Mobile Multi-Phase Extraction (MMPE)
This remediation method employs the same technology and processes as dual-phase extraction but at a fraction of the costs and with almost no maintenance. This method does not involve any significant installation costs since the extraction piping is connected directly to the well head. Given the site was an active bulk plant with limited space and heavy truck traffic, this method was not deemed cost-effective.
Limited Excavation with Dewatering and Off-Site Disposal of Impacted Soil and Water
Free product present in MW-1, MW-4, MW-6 and MW-12 was increasing in thickness and correlating with a decreasing water table, indicating that secondary contamination may be occurring and removal of the contaminated soil would likely reduce the concentrations and decrease or eliminate the free product. Excavation followed by limited dewatering of the contaminated water in the vicinity of the worst impacted monitoring wells was selected to eliminate a significant portion of the contaminant mass.
Based on the defined extent of the contaminant mass, the area to be excavated was divided into two areas: Area #1, which consisted of three areas measuring approximately 1,056 square feet, 1,220 square feet and 352 square feet were proposed to be excavated to a depth of 15 feet and Area #2, which was approximately 400 square feet, was proposed to be excavated to a depth of approximately 10 feet.

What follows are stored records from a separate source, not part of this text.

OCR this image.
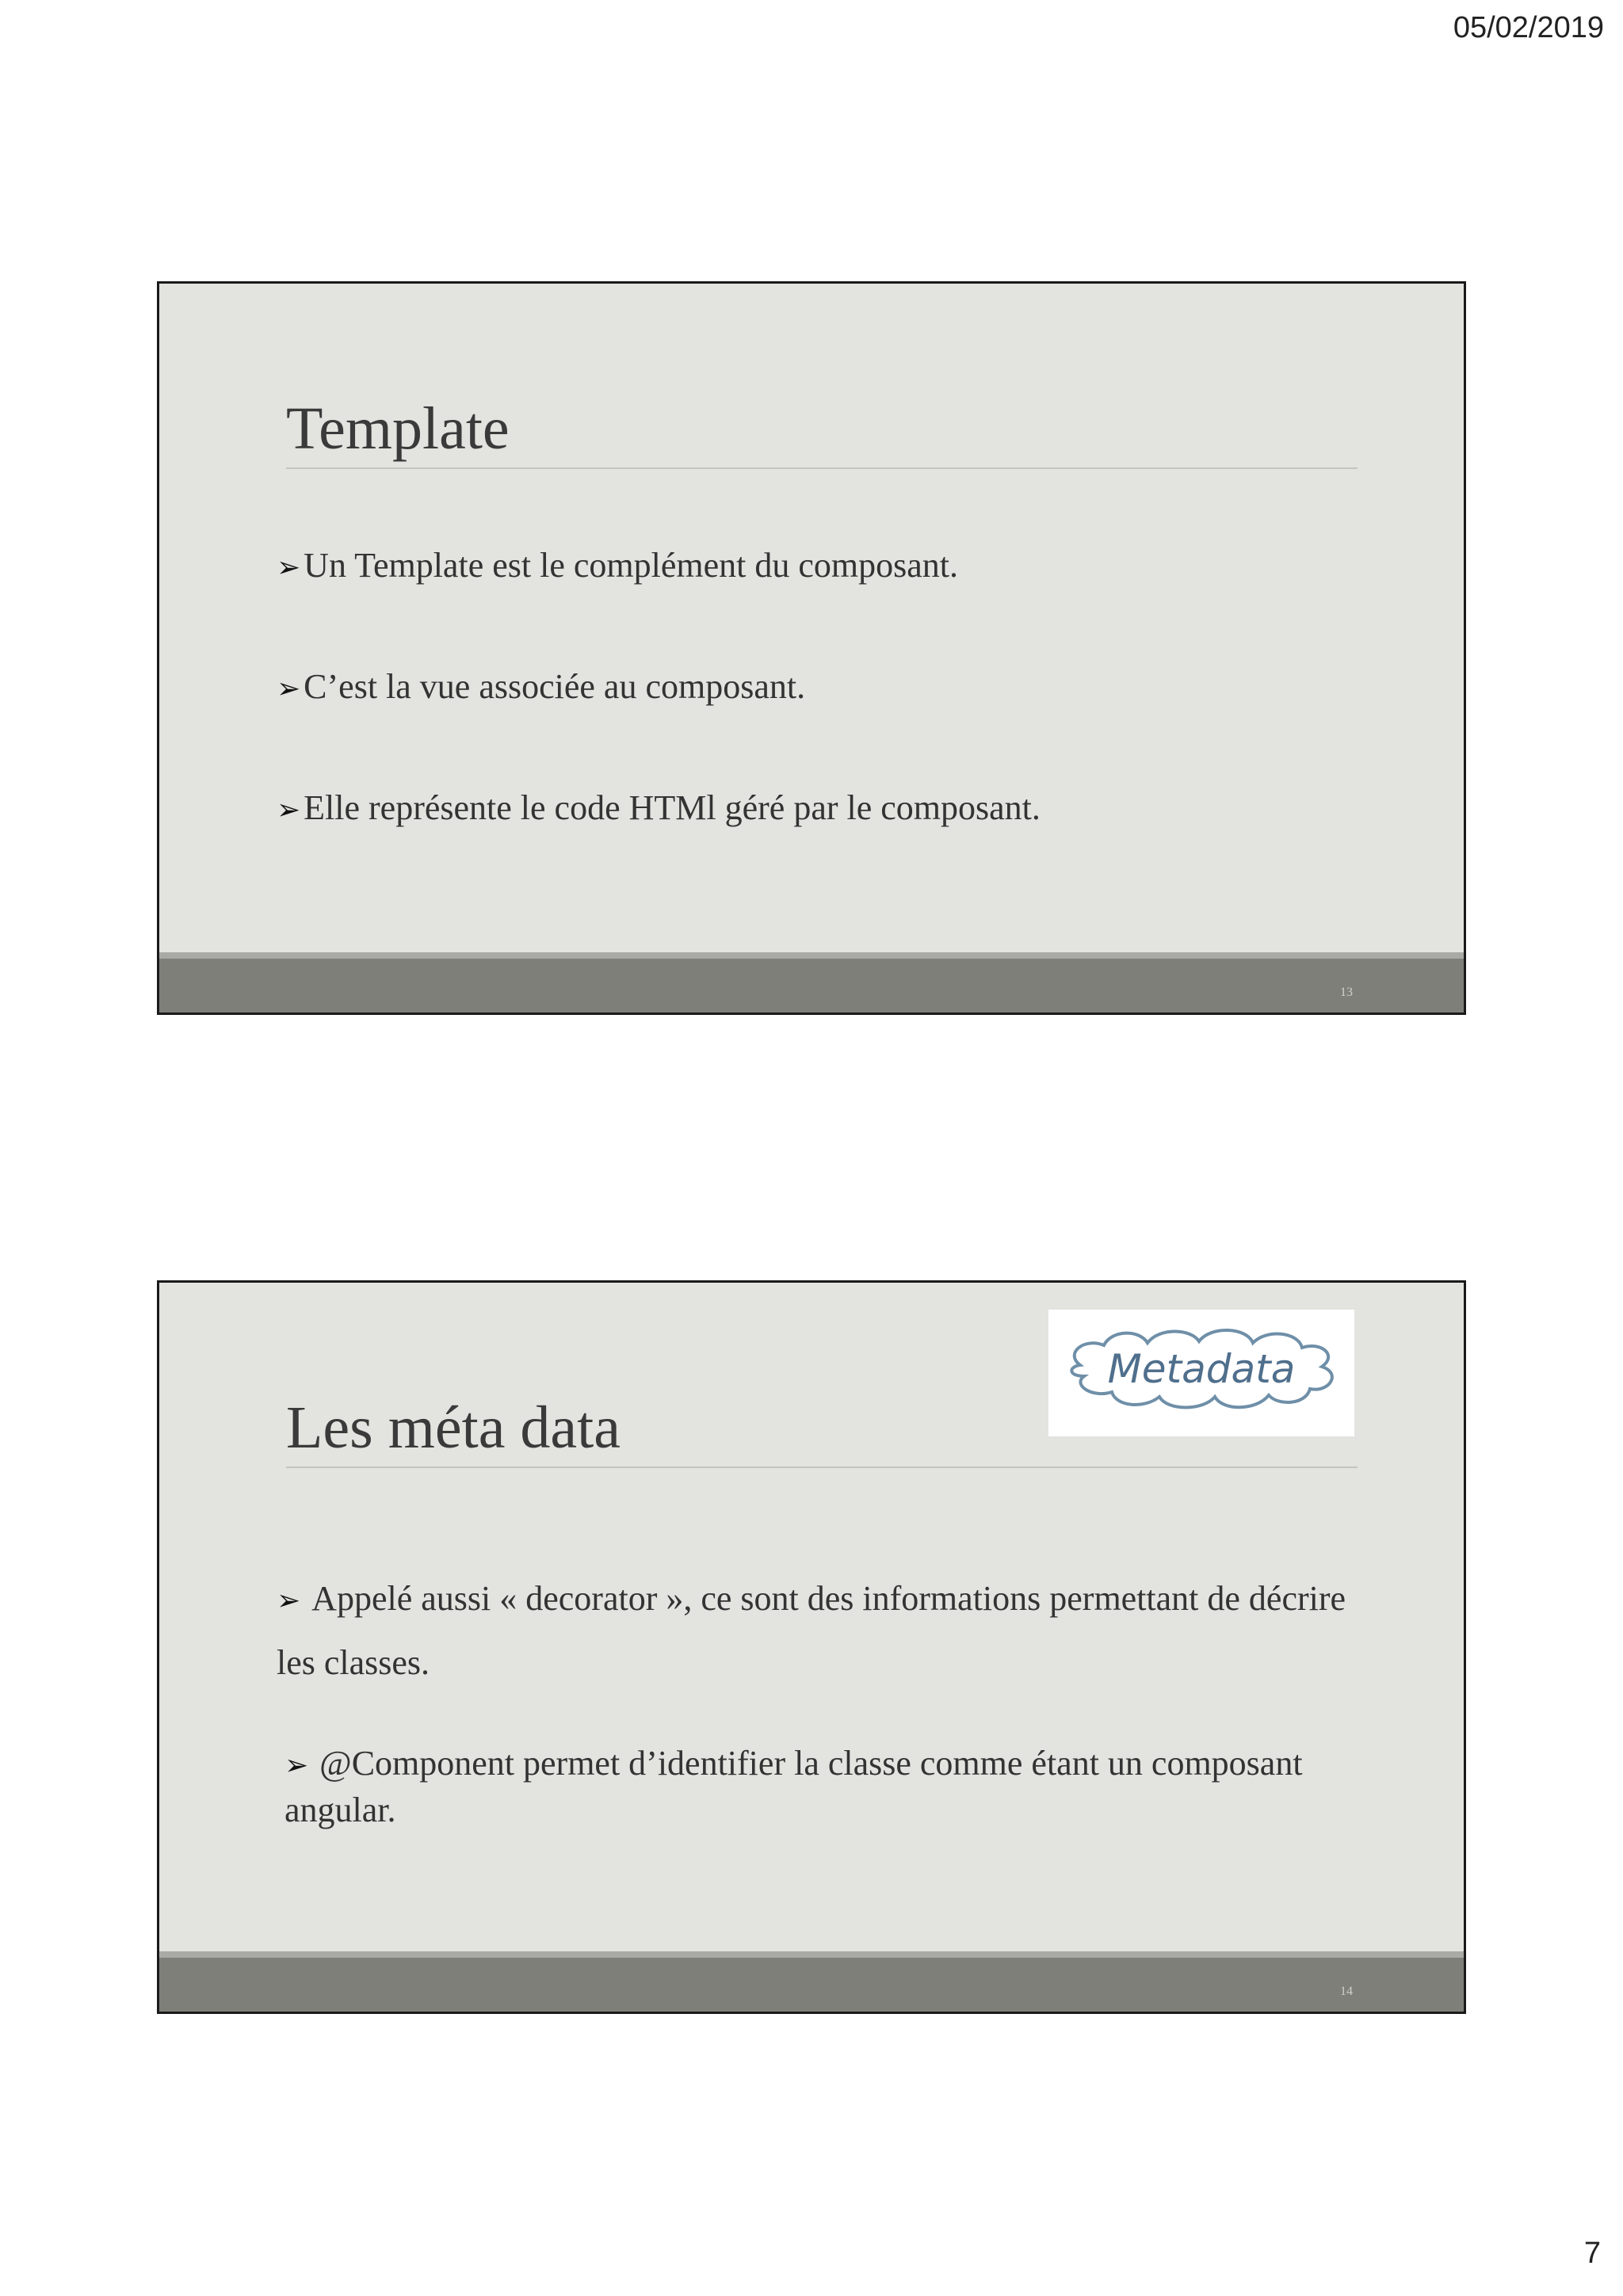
05/02/2019
Template
➢ Un Template est le complément du composant.
➢ C’est la vue associée au composant.
➢ Elle représente le code HTMl géré par le composant.
13
Metadata
Les méta data
➢ Appelé aussi « decorator », ce sont des informations permettant de décrire les classes.
➢ @Component permet d’identifier la classe comme étant un composant angular.
14
7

The excavation was designed to include the saturated soil extending from the water table to the terminal depth of the excavations due to contact with contaminated ground water. An approximate volume of contaminated soil that was proposed to be excavated and disposed was calculated as 1,654 cubic yards (2,481 tons). Limited dewatering activities would be conducted in support of soil excavation.
A total of 2,650.22 tons of petroleum contaminated saturated and unsaturated soils were removed from the site during the soil excavation activities. The site remained operational during the excavation. The excavations were dug to depth, then immediately backfilled and compacted to avoid the accumulation of recharging ground water in the excavation basin and the need for dewatering.

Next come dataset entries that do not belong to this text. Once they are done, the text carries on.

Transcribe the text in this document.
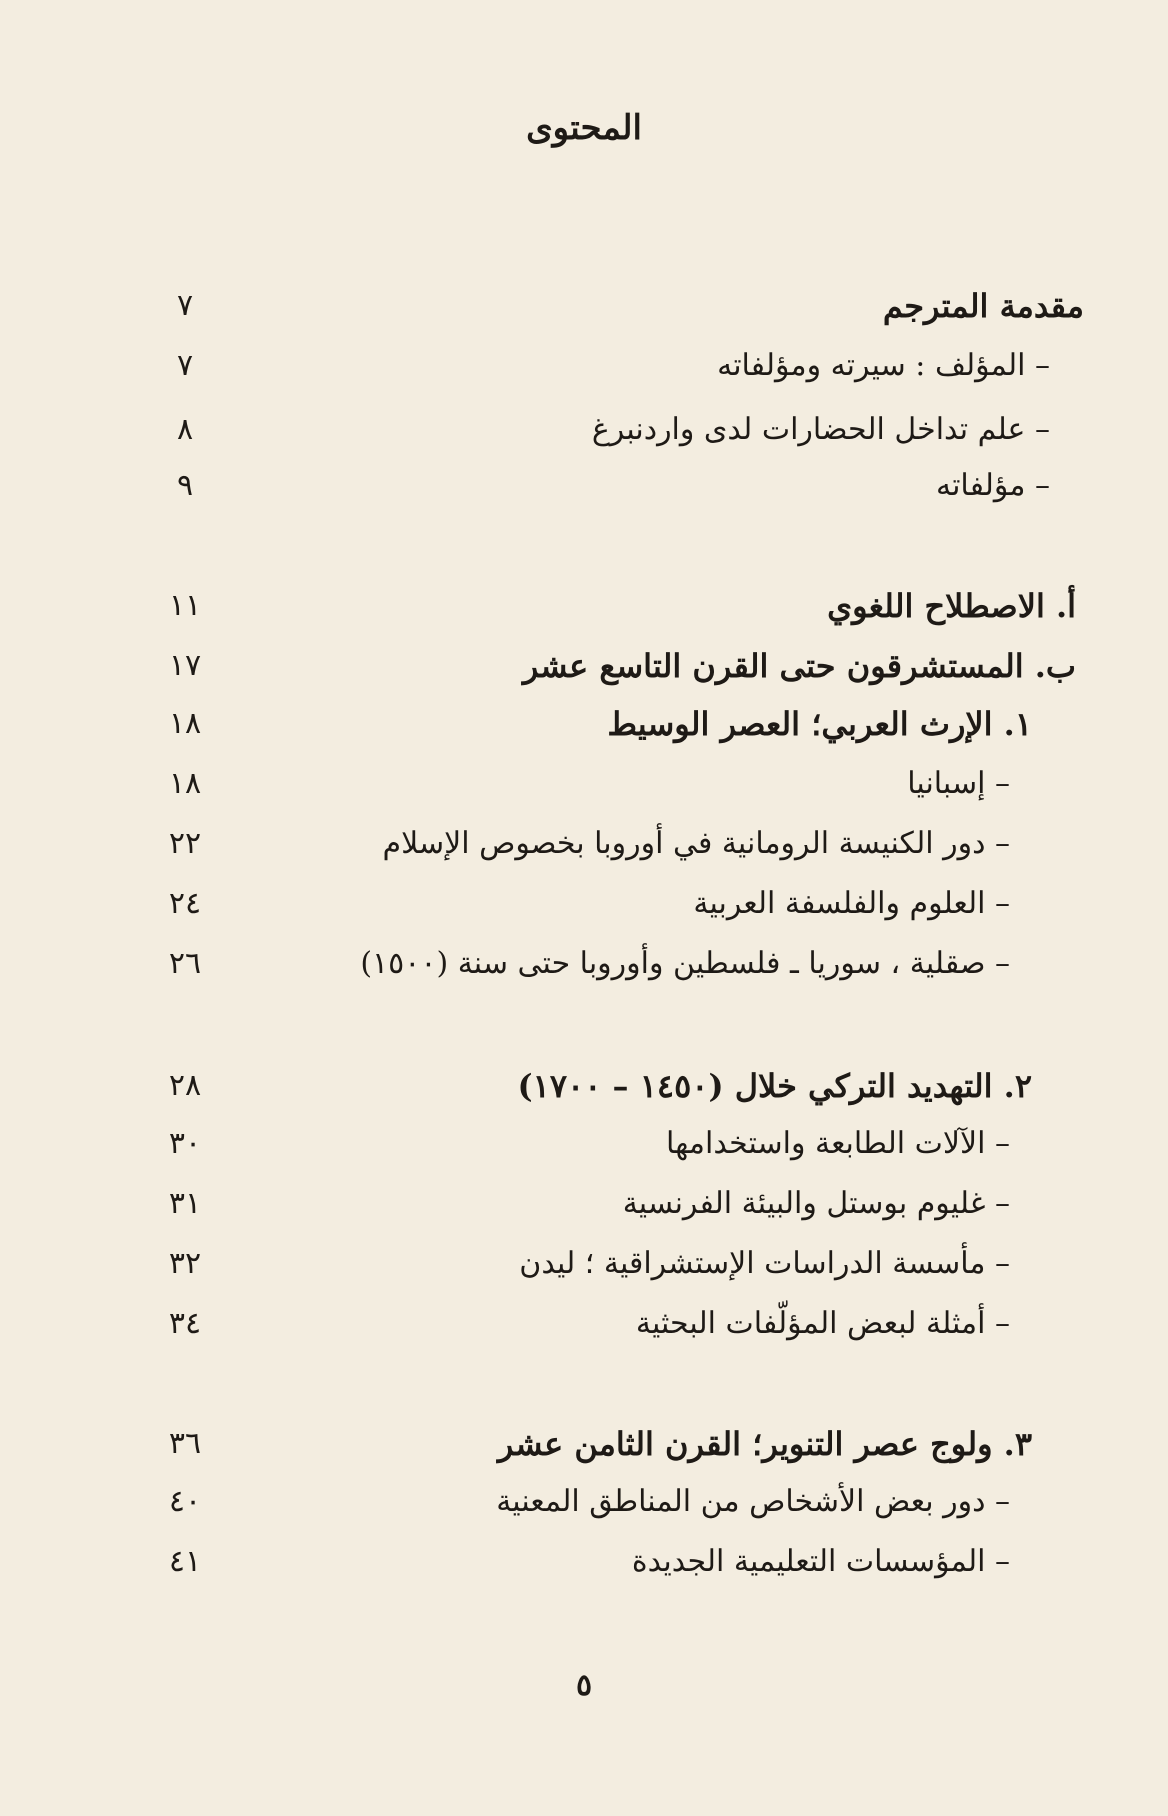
المحتوى
مقدمة المترجم
٧
– المؤلف : سيرته ومؤلفاته
٧
– علم تداخل الحضارات لدى واردنبرغ
٨
– مؤلفاته
٩
أ. الاصطلاح اللغوي
١١
ب. المستشرقون حتى القرن التاسع عشر
١٧
١. الإرث العربي؛ العصر الوسيط
١٨
– إسبانيا
١٨
– دور الكنيسة الرومانية في أوروبا بخصوص الإسلام
٢٢
– العلوم والفلسفة العربية
٢٤
– صقلية ، سوريا ـ فلسطين وأوروبا حتى سنة (١٥٠٠)
٢٦
٢. التهديد التركي خلال (١٤٥٠ – ١٧٠٠)
٢٨
– الآلات الطابعة واستخدامها
٣٠
– غليوم بوستل والبيئة الفرنسية
٣١
– مأسسة الدراسات الإستشراقية ؛ ليدن
٣٢
– أمثلة لبعض المؤلّفات البحثية
٣٤
٣. ولوج عصر التنوير؛ القرن الثامن عشر
٣٦
– دور بعض الأشخاص من المناطق المعنية
٤٠
– المؤسسات التعليمية الجديدة
٤١
٥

Based upon the soil volume removed and the depth to water at the site, approximately 41,840 gallons of petroleum contaminated ground water and/or free product was removed from the surficial aquifer by excavation alone.
Subsequent to backfilling the excavations, the destroyed monitoring wells were replaced in the same locations. Semi-annual ground water sampling events conducted 6 months apart reported that no free product was present in any of the monitoring wells and none of the reported contaminant concentrations exceeded the GCLs and generally showed a trend of decreasing concentrations. The site was issued a conditional No Further Action (NFA) following the deed recordation of a Notice of Residual Petroleum (NRP).
The site went from having over 5 feet of free product to being effectively remediated in a total of 5 days.
This would not have been possible if the contaminant mass had not been adequately defined and the secondary source of contamination removed.